Since redemption is not possible, the investors will now have to wait until the bonds mature. The bonds would then payout, and the investors will get their money back. As a respite to the investors, the fund has decided not to charge any management fees from the investors while passing on the proceeds of these six schemes.
Another way in which the investors can get their money back is by selling the bonds. But the option is not feasible at the moment because the bond market is going through difficult times. An attempt to sell at the moment might lead to huge losses for the investors.
Because of the economic hardships that the companies are facing, the possibility of investors losing money cannot be entirely ruled out.
How did the RBI intervene?
The RBI recently announced a Rs. 50,000 crores liquidity scheme for mutual funds. Funds can avail of the scheme if they face extraordinary redemption pressures. The scheme is mainly a confidence-building measure among the investors, aimed at preventing further chaos in the bond market. A similar scheme was announced after the 2008 Financial Crisis, but no mutual fund availed it.
This special liquidity scheme will not be available to the six schemes which were closed down by Franklin Templeton. The fund, however, can use it for other schemes if required.
Neatly Explained. Thanks
Thanks, Sridhar π
can you explain how the “write off” of investments take place??
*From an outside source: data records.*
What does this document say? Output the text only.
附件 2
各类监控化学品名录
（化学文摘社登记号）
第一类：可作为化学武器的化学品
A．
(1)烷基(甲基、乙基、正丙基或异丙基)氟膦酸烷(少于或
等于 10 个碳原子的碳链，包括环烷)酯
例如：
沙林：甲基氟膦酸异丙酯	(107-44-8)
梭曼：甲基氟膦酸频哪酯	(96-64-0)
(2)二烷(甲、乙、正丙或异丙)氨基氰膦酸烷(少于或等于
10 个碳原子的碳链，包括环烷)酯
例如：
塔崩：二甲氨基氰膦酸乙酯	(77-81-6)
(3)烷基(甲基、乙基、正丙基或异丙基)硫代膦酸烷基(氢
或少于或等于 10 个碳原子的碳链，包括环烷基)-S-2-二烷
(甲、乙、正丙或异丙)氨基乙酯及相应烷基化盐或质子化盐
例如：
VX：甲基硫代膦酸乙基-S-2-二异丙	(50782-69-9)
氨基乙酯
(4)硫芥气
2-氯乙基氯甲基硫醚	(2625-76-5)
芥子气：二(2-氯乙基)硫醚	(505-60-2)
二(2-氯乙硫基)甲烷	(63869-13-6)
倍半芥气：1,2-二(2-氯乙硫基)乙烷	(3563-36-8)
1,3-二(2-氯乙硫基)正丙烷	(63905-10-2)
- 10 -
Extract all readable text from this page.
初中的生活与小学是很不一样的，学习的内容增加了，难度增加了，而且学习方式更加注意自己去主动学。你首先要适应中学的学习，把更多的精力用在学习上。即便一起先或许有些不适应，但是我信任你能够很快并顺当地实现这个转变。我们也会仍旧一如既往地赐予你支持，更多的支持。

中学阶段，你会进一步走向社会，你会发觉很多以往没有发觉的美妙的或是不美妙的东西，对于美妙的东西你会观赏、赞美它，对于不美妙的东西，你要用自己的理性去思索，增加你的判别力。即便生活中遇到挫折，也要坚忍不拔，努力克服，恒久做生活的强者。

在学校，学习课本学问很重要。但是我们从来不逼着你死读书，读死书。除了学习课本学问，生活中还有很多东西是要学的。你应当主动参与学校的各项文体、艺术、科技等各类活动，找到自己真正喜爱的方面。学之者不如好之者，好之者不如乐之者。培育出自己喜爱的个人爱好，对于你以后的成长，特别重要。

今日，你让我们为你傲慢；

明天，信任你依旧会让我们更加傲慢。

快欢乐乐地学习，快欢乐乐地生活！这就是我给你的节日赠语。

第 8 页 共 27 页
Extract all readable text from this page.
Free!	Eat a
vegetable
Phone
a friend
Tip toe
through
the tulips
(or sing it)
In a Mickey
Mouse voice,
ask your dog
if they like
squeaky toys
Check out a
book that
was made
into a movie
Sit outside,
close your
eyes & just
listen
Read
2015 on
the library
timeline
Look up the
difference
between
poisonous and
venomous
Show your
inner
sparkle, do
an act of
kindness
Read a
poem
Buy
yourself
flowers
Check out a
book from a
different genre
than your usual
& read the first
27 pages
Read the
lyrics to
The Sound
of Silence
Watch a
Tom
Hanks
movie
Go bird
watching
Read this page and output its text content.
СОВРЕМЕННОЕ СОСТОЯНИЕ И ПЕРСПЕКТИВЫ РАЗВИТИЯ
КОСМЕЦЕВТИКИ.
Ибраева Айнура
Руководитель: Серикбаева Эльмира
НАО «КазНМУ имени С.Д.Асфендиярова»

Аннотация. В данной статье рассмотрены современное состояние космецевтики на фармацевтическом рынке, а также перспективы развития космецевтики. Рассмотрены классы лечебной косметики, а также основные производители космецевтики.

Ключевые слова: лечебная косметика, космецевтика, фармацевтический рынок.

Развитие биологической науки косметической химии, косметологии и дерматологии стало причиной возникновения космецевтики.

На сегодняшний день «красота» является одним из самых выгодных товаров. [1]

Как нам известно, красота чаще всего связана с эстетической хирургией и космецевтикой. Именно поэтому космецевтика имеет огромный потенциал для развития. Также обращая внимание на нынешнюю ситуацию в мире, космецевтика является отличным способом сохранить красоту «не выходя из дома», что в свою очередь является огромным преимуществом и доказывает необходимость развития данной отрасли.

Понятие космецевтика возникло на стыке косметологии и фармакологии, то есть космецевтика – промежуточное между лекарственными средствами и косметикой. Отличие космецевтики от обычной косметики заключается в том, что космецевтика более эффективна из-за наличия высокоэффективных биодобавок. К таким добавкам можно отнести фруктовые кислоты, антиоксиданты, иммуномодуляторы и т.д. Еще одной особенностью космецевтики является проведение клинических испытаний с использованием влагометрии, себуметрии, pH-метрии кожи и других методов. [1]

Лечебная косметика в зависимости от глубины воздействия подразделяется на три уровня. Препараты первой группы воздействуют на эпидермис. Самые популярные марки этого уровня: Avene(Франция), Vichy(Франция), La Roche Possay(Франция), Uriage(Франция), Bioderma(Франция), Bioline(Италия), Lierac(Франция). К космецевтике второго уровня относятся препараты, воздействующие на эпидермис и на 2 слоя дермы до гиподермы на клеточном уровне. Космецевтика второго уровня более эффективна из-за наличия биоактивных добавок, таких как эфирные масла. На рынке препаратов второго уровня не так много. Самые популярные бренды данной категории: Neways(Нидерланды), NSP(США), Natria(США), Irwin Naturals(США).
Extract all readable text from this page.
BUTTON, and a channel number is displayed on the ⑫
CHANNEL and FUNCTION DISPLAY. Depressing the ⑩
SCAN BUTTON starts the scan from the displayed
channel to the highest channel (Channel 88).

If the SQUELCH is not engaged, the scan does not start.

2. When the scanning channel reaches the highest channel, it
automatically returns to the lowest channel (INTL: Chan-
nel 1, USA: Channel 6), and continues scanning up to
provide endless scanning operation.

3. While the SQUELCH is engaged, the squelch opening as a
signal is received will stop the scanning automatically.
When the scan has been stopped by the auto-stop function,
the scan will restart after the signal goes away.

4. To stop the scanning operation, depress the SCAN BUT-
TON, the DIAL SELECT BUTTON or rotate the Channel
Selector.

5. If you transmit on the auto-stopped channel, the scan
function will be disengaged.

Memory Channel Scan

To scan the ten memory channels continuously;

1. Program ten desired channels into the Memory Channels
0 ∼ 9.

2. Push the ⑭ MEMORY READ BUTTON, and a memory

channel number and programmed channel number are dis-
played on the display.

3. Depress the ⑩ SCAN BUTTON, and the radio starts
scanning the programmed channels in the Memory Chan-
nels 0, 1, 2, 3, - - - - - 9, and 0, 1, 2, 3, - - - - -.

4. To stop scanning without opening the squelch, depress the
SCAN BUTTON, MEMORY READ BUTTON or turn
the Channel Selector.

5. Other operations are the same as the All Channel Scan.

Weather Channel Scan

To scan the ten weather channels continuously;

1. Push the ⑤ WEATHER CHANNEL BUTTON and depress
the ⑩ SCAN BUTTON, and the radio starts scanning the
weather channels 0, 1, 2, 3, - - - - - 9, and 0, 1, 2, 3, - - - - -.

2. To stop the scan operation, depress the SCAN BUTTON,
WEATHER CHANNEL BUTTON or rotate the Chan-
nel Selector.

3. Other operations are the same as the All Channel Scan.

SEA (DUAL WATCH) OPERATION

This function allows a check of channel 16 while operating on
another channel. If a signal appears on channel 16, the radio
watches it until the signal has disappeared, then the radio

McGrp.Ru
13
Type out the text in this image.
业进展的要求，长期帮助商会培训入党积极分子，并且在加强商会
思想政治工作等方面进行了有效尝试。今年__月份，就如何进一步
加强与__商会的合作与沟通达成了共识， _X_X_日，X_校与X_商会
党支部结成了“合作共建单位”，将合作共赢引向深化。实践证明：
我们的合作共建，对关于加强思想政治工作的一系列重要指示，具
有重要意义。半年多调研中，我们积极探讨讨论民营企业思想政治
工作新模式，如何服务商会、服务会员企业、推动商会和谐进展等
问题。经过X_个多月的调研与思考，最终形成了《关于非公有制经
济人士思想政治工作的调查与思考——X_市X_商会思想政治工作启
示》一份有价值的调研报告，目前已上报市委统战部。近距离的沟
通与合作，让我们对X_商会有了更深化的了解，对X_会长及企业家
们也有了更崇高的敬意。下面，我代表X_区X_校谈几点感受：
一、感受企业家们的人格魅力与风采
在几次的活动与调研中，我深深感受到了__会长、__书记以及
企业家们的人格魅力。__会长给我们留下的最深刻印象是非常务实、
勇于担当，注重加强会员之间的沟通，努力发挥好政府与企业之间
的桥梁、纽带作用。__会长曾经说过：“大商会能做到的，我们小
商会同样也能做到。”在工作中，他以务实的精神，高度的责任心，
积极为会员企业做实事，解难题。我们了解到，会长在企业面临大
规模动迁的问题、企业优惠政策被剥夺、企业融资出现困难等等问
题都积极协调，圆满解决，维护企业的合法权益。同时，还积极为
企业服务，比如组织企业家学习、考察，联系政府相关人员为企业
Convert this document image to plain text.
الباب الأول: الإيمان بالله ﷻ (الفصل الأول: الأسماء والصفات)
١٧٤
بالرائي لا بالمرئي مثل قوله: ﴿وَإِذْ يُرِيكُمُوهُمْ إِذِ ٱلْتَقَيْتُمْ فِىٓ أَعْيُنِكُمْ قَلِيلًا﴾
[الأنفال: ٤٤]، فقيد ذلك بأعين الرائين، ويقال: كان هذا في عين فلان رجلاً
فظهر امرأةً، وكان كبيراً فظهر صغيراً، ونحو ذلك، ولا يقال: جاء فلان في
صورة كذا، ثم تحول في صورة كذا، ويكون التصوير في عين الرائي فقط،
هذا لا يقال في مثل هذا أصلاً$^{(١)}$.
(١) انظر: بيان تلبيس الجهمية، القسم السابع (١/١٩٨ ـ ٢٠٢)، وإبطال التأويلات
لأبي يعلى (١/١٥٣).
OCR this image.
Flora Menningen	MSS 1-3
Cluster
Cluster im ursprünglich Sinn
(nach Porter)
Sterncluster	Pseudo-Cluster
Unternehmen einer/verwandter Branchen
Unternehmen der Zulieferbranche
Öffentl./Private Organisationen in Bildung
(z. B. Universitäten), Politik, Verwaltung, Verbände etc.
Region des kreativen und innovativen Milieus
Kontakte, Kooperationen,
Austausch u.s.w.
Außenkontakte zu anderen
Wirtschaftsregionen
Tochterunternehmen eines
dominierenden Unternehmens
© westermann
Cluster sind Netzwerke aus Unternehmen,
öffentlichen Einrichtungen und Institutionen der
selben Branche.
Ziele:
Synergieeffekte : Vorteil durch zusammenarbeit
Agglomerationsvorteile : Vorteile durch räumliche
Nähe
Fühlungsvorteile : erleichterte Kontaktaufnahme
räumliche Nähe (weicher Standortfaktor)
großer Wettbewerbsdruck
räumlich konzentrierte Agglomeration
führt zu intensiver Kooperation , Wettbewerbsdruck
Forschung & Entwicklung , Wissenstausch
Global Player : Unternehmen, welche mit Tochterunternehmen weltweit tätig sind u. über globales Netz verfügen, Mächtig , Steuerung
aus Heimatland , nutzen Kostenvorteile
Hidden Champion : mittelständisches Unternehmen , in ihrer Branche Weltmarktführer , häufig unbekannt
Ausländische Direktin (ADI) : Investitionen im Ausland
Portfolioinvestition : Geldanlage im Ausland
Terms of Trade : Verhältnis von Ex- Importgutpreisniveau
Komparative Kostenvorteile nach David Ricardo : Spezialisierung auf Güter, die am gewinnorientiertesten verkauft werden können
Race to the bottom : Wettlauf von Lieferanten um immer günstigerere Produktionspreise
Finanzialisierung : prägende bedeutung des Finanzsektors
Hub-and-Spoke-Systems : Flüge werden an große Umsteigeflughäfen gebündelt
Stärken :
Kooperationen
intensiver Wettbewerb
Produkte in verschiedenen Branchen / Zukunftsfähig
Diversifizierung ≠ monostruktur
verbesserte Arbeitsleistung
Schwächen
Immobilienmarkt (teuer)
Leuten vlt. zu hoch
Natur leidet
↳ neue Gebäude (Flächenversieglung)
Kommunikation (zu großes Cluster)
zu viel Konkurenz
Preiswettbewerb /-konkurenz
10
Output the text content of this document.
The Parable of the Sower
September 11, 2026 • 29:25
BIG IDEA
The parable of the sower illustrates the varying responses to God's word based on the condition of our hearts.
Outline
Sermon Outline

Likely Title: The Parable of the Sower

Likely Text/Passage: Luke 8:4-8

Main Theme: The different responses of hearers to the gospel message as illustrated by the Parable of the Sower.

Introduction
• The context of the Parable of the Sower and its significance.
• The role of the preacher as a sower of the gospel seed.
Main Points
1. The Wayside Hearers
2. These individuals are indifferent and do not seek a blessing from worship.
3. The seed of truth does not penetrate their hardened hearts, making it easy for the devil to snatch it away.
‘Write-off’ is nothing but reducing the value of an asset. Let’s say your company ABC Ltd has invested Rs.1,00,000 in Il&FS. It is shown as an asset in the balance sheet of ABC Ltd. If IL&FS defaults, you will have to write-off investments worth Rs.1,00,000. It means you will have to remove IL&FS investments as assets in the balance sheet (in the year of its default) and show it as a loss in the profit and loss account. The effect is: Reduction in asset, reduction in profit
Note: Assets can be written off over the years also. If you have to write-off an asset worth Rs.100000 in 4 years, you will reduce your asset in the balance sheet by Rs.25000, and show it as loss each year for 4 years. At the end of 4 years, the value of the asset will become zero. Hope it helps.